The companies had discussed ways to collaborate on products and new technology, but Fiat Chrysler said more could be achieved by a merger.  "These discussions showed that broader collaboration through a combination would significantly improve the capital efficiency and speed of product development," said the Italian-American company.
Fiat Chrysler owns brands such as Jeep, Dodge, Alfa Romeo and Maserati. merger would create a company with annual car sales of 8.7 million, rank behind Volkswagen and Toyota ( TM )
The proposal is The last example on established car manufacturers seeking partnerships to share the cost of developing new technology, including electric vehicles and autonomous driving systems.
German car manufacturer BMW ( BMWYY ) and ] Daimler ( DDAIF ) has formed a joint venture to develop the tour and charging services. Ford ( F ) and Vo lkswagen ( VLKAF ) work together to develop new cars.
The trend towards collaboration has accelerated in recent months as car manufacturers are more under increased pressure from electric car startup like Tesla ( TSLA ) and technology companies, including Uber ( UBER ) .
Renault is already a member of the world's largest bilalliance with Japanese car manufacturers Nissan ( NSANF ] NSANF ) and Mitsubishi Motors.
It is not clear how a merger with Fiat Chrysler would affect that alliance, which was thrown into turmoil after the arrest last year by its former leader Carlos Ghosn.
Renault has a 43.5% stake in Nissan, while Nissan owns 15% of Renault.
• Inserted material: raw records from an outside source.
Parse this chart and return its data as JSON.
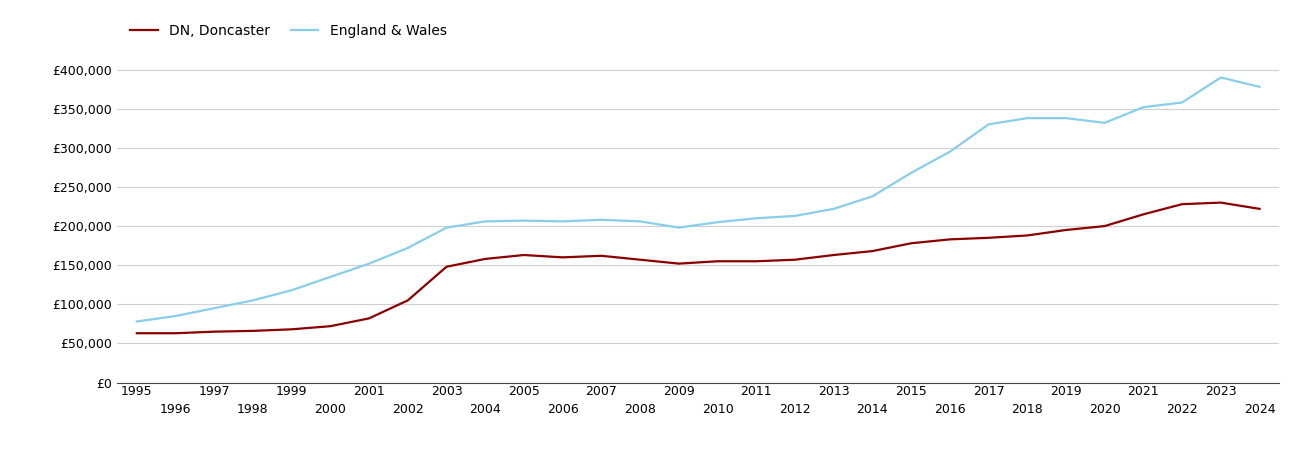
{
  "doncaster_label": "DN, Doncaster",
  "england_label": "England & Wales",
  "doncaster_color": "#8B0000",
  "england_color": "#87CEEB",
  "background_color": "#ffffff",
  "grid_color": "#d0d0d0",
  "years": [
    1995,
    1996,
    1997,
    1998,
    1999,
    2000,
    2001,
    2002,
    2003,
    2004,
    2005,
    2006,
    2007,
    2008,
    2009,
    2010,
    2011,
    2012,
    2013,
    2014,
    2015,
    2016,
    2017,
    2018,
    2019,
    2020,
    2021,
    2022,
    2023,
    2024
  ],
  "doncaster_values": [
    63000,
    63000,
    65000,
    66000,
    68000,
    72000,
    82000,
    105000,
    148000,
    158000,
    163000,
    160000,
    162000,
    157000,
    152000,
    155000,
    155000,
    157000,
    163000,
    168000,
    178000,
    183000,
    185000,
    188000,
    195000,
    200000,
    215000,
    228000,
    230000,
    222000
  ],
  "england_values": [
    78000,
    85000,
    95000,
    105000,
    118000,
    135000,
    152000,
    172000,
    198000,
    206000,
    207000,
    206000,
    208000,
    206000,
    198000,
    205000,
    210000,
    213000,
    222000,
    238000,
    268000,
    295000,
    330000,
    338000,
    338000,
    332000,
    352000,
    358000,
    390000,
    378000
  ],
  "ylim": [
    0,
    420000
  ],
  "yticks": [
    0,
    50000,
    100000,
    150000,
    200000,
    250000,
    300000,
    350000,
    400000
  ],
  "odd_xticks": [
    1995,
    1997,
    1999,
    2001,
    2003,
    2005,
    2007,
    2009,
    2011,
    2013,
    2015,
    2017,
    2019,
    2021,
    2023
  ],
  "even_xticks": [
    1996,
    1998,
    2000,
    2002,
    2004,
    2006,
    2008,
    2010,
    2012,
    2014,
    2016,
    2018,
    2020,
    2022,
    2024
  ],
  "line_width": 1.6
}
The French car manufacturer, which sells fewer cars than its Japanese partner, had pushed for the companies to merge.
Nissan refused to comment on Monday. Representatives of Mitsubishi Motors were not immediately available.
Regulators are likely to investigate any deal between Fiat Chrysler and Renault. But the French government, which owns 15% of Renault, indicated on Monday that it would support a merger.
"We have large companies built outside Europe, and today we need large companies to be built in Europe." Sibeth Ndiaye, a spokesman for the French government, told BFMTV.
Sherisse Pham and Saskya Vandoorne contributed with reporting.